From Facebook to Fitbit, the digital infiltrates life: many people now spend 100 hours a month on their mobile phones. In this superb study of Internet addiction, Adam Alter anatomizes the cynicism of an industry in which compulsive lures are built into products that billionaire bosses avoid like the plague. Drawing on a trove of neuroscience, he isolates six “ingredients” of behavioural addiction, such as unresolved tension. Commendably, he also offers pragmatic preventive solutions for children and techniques for addicted adults, such as stripping numerical feedback from social-media platforms.

Modern Death: How Medicine Changed the End of Life

  • Haider Warraich
St Martin's (2017) 9781250104588 | ISBN: 978-1-2501-0458-8

Daily exposure to death and the agonies of the bereaved prompted cardiologist Haider Warraich to encapsulate the recent transformation in end-of-life care. The result is rich, splicing harrowing cases from the acute admissions ward into medical history and science as he examines everything from the death of a cell to the impact of death on society. Warraich details resuscitation technologies that are redefining death; delves into the debate over dying at home; explores euthanasia and terminal sedation; and advocates greater openness about all this on the part of physicians.

The Evolution Underground

  • Anthony J. Martin
Pegasus (2017) 9781681773124 | ISBN: 978-1-6817-7312-4

As refuges from cataclysm, nurseries or traps for prey, animal burrows have been central to evolutionary history, and have altered ecosystems and planetary chemistry. Palaeontologist Anthony Martin is an amiably erudite guide to burrowing fauna, from the giant sloth Glossotherium, which thrived in the Pleistocene epoch, to earthworms, naked mole rats — and star tunnellers such as the gopher tortoise (Gopherus polyphemus) and the Patagonian conure (Cyanoliseus patagonus), a parrot that nibbles nesting holes in cliffs. Down the rabbit hole with Martin, Earth becomes one vast, “constantly evolving burrow system”.

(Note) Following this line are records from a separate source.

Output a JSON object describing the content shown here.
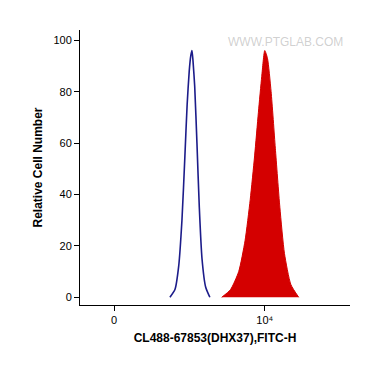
{
  "chart_data": {
    "type": "line",
    "x_label": "CL488-67853(DHX37),FITC-H",
    "y_label": "Relative Cell Number",
    "annotations": [
      "WWW.PTGLAB.COM"
    ],
    "series": [
      {
        "type": "line",
        "color": "#1c1c8a",
        "x": [
          350,
          420,
          480,
          540,
          600,
          650,
          700,
          740,
          771,
          800,
          850,
          920,
          1000,
          1100,
          1250,
          1450
        ],
        "values": [
          0,
          3,
          12,
          30,
          55,
          75,
          88,
          94,
          96,
          92,
          82,
          60,
          35,
          15,
          4,
          0
        ]
      },
      {
        "type": "area",
        "color": "#d40000",
        "x": [
          2200,
          3000,
          4000,
          5000,
          6000,
          7000,
          8000,
          9000,
          10000,
          11000,
          12500,
          14500,
          17000,
          20000,
          25000,
          33000
        ],
        "values": [
          0,
          3,
          10,
          22,
          38,
          55,
          72,
          86,
          96,
          93,
          80,
          58,
          35,
          17,
          5,
          0
        ]
      }
    ],
    "xlim": [
      -150,
      200000
    ],
    "xticks": [
      0,
      {
        "value": 10000,
        "label": "10⁴"
      }
    ],
    "ylim": [
      -3,
      104
    ],
    "yticks": [
      0,
      20,
      40,
      60,
      80,
      100
    ],
    "grid": false
  }
}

Mouthfeel: How Texture Makes Taste Ole G. Mouritsen and Klavs Styrbæk, transl. Mariela Johansen. Columbia University Press (2017)

9780231180764

The 'mouthfeel' of foods — the jawbone-jarring crunch of a crouton or the voluptuous viscosity of melting chocolate — is a key element of taste. Biophysicist Ole Mouritsen and chef Klavs Styrbæk nimbly explore the interplay of food textures and the mouth's somatosensory system. Inspired recipes (fried cod swim bladder, for instance) mesh with science on milk's “surprisingly complicated inner structure” and the 40,000 varieties of rice.